If there is one constant when it comes to weddings, it’s that it’s full of constants. Whether getting married in the Caribbean or having a rustic wedding in Maine, there will always be guests who don’t RSVP, someone that gets way too drunk and some kind of last minute disaster, to name a few. As someone who has a front row seat to said disasters, I can sum 90% of them up in one word: flowers.

Flowers are the one aspect of weddings that you cannot plan the crap out of, no matter how hard you may try. When planning an event a year in advance, there are simply a few things that are out of your hands until the last minute. Flowers end up getting the brunt of the drama because as important as the food is, very few little girls envision how their filet will taste on their wedding day. Well, we are here to help make sure you don’t spend the morning of your wedding cutting calla lillies out of your bouquet (true story).
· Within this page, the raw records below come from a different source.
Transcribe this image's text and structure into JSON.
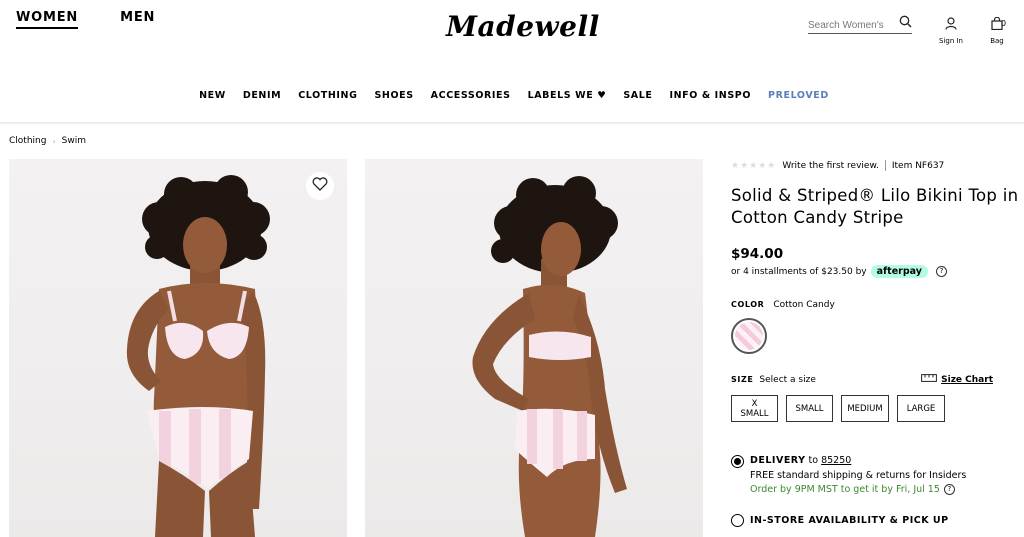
{
  "header": {
    "gender_tabs": [
      "WOMEN",
      "MEN"
    ],
    "logo": "Madewell",
    "search_placeholder": "Search Women's",
    "signin_label": "Sign In",
    "bag_label": "Bag",
    "bag_count": "0"
  },
  "nav": {
    "items": [
      "NEW",
      "DENIM",
      "CLOTHING",
      "SHOES",
      "ACCESSORIES",
      "LABELS WE",
      "SALE",
      "INFO & INSPO",
      "PRELOVED"
    ],
    "heart_glyph": "♥",
    "preloved_color": "#5b7fb8"
  },
  "breadcrumb": [
    "Clothing",
    "Swim"
  ],
  "product": {
    "stars": "★★★★★",
    "review_link": "Write the first review.",
    "item_number": "Item NF637",
    "title": "Solid & Striped® Lilo Bikini Top in Cotton Candy Stripe",
    "price": "$94.00",
    "installments": "or 4 installments of $23.50 by",
    "afterpay": "afterpay",
    "afterpay_color": "#b2fce4",
    "color_label": "COLOR",
    "color_value": "Cotton Candy",
    "size_label": "SIZE",
    "size_hint": "Select a size",
    "size_chart": "Size Chart",
    "sizes": [
      "X SMALL",
      "SMALL",
      "MEDIUM",
      "LARGE"
    ],
    "delivery": {
      "label": "DELIVERY",
      "to": "to",
      "zip": "85250",
      "free_text": "FREE standard shipping & returns for Insiders",
      "order_by": "Order by 9PM MST to get it by Fri, Jul 15",
      "order_color": "#3c8a2e"
    },
    "instore": "IN-STORE AVAILABILITY & PICK UP",
    "help_glyph": "?"
  }
}
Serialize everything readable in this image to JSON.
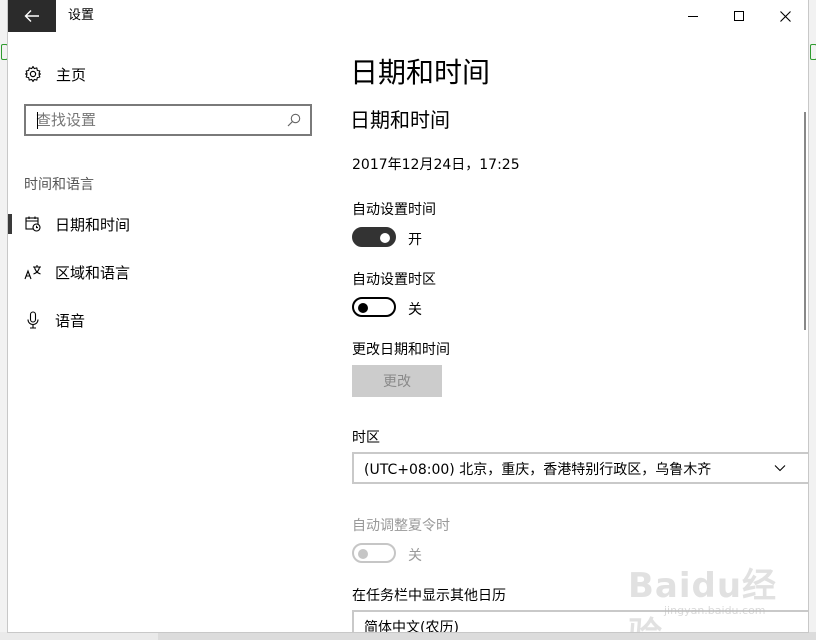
{
  "window": {
    "title": "设置"
  },
  "nav": {
    "home_label": "主页",
    "search_placeholder": "查找设置",
    "section_title": "时间和语言",
    "items": [
      {
        "label": "日期和时间",
        "selected": true,
        "icon": "calendar-clock-icon"
      },
      {
        "label": "区域和语言",
        "selected": false,
        "icon": "language-icon"
      },
      {
        "label": "语音",
        "selected": false,
        "icon": "microphone-icon"
      }
    ]
  },
  "main": {
    "page_title": "日期和时间",
    "section_title": "日期和时间",
    "current_datetime": "2017年12月24日，17:25",
    "auto_time": {
      "label": "自动设置时间",
      "state": "开",
      "on": true
    },
    "auto_timezone": {
      "label": "自动设置时区",
      "state": "关",
      "on": false
    },
    "change_datetime": {
      "label": "更改日期和时间",
      "button": "更改",
      "enabled": false
    },
    "timezone": {
      "label": "时区",
      "value": "(UTC+08:00) 北京，重庆，香港特别行政区，乌鲁木齐"
    },
    "dst": {
      "label": "自动调整夏令时",
      "state": "关",
      "enabled": false
    },
    "extra_calendar": {
      "label": "在任务栏中显示其他日历",
      "value": "简体中文(农历)"
    }
  },
  "watermark": {
    "logo_text": "Baidu经验",
    "url": "jingyan.baidu.com"
  },
  "colors": {
    "toggle_on": "#333333",
    "button_disabled_bg": "#cccccc",
    "title_back_bg": "#2b2b2b"
  }
}
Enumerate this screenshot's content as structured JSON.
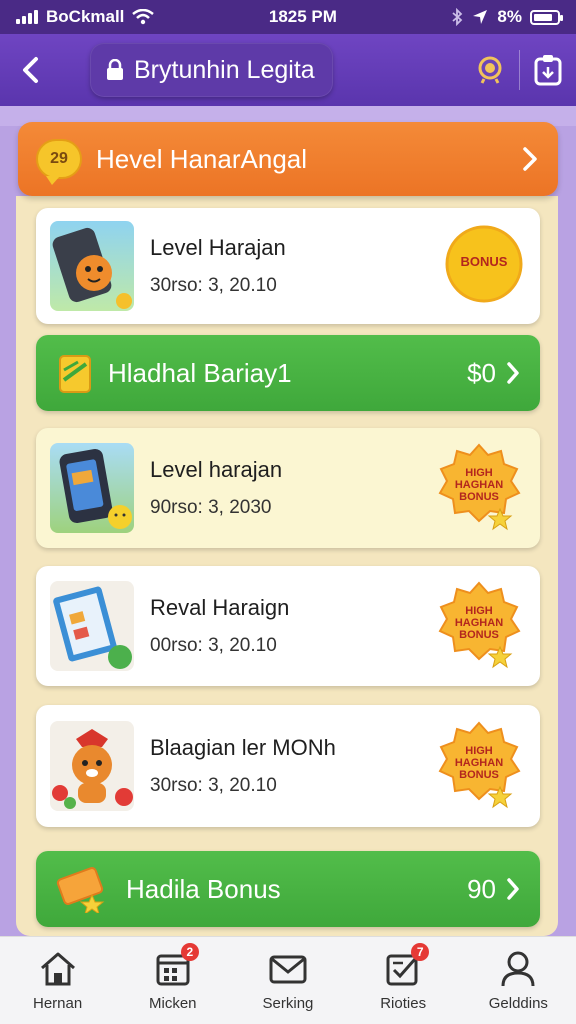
{
  "status_bar": {
    "carrier": "BoCkmall",
    "time": "1825 PM",
    "battery": "8%",
    "battery_level": 0.8
  },
  "header": {
    "title": "Brytunhin Legita"
  },
  "banner": {
    "badge": "29",
    "title": "Hevel HanarAngal"
  },
  "cards": [
    {
      "title": "Level Harajan",
      "date": "30rso: 3, 20.10",
      "badge": "BONUS"
    },
    {
      "title": "Level harajan",
      "date": "90rso: 3, 2030",
      "badge": "HIGH HAGHAN BONUS"
    },
    {
      "title": "Reval Haraign",
      "date": "00rso: 3, 20.10",
      "badge": "HIGH HAGHAN BONUS"
    },
    {
      "title": "Blaagian ler MONh",
      "date": "30rso: 3, 20.10",
      "badge": "HIGH HAGHAN BONUS"
    }
  ],
  "green_bars": [
    {
      "title": "Hladhal Bariay1",
      "value": "$0"
    },
    {
      "title": "Hadila Bonus",
      "value": "90"
    }
  ],
  "nav": [
    {
      "label": "Hernan",
      "icon": "home-icon"
    },
    {
      "label": "Micken",
      "icon": "calendar-icon",
      "badge": "2"
    },
    {
      "label": "Serking",
      "icon": "mail-icon"
    },
    {
      "label": "Rioties",
      "icon": "checklist-icon",
      "badge": "7"
    },
    {
      "label": "Gelddins",
      "icon": "profile-icon"
    }
  ],
  "colors": {
    "header": "#5a35ad",
    "banner": "#ec7425",
    "green": "#3fa83b",
    "panel": "#f4e6bf"
  }
}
  1. Do your research and plan accordingly. Before you start picking out your flowers, find out what works with your month. I wanted peonies but was getting married in September, which is not a great time for them. Luckily, large garden roses were in season and look very similar. Find out what flowers are in season for your wedding and try to stick with those. It will save you money AND headaches.
  2. Choose a professional. I’m sure your friend is great at arranging flowers and your aunt has a wonderful garden. Those two things does not a florist make. It may be cheaper but I promise you it will not be easier and you may lose a friend in process. Leave it to the professionals and let your friends and family off the hook. Unless they insist, in which case….
  3. Be flexible.  There are plenty of options out there, you just have to be open minded. Just because you can’t have a certain flower doesn’t mean there isn’t something similar out there. As much as you want the bouquet in the magazine, it just may not work for you and that’s okay. It will just be one of the many things that won’t end up the way you pictured, so this is actually a great tip for pretty much everything.
  4. Use your voice. LOUDLY. Lilies that were a wonderful shade of blush in May when you visited the florist are now sitting on your counter in a bright purple hue even though you stated that you despise the color purple. While many times it’s out of the florist’s hands what color the flowers come in, if they are well aware that you will not accept something, they can work with you when they realize the color may not be what you want instead of dropping off a bouquet that you will hate. If there is something you are adamant about not having, give them a call a few days before just to go over everything.
  5. Choose a florist you love. I cannot stress the importance of this enough (in all your vendors, honestly). Pick someone whose work you adore. Stalk them out on Instagram, Facebook, Yelp, wherever they have an online presence. If you find a florist that does a great job, even if they encounter some hiccups with your order, they still should be able to come up with something you love.
Even flower girls can appreciate a good bouquet.

Even flower girls can appreciate a good bouquet.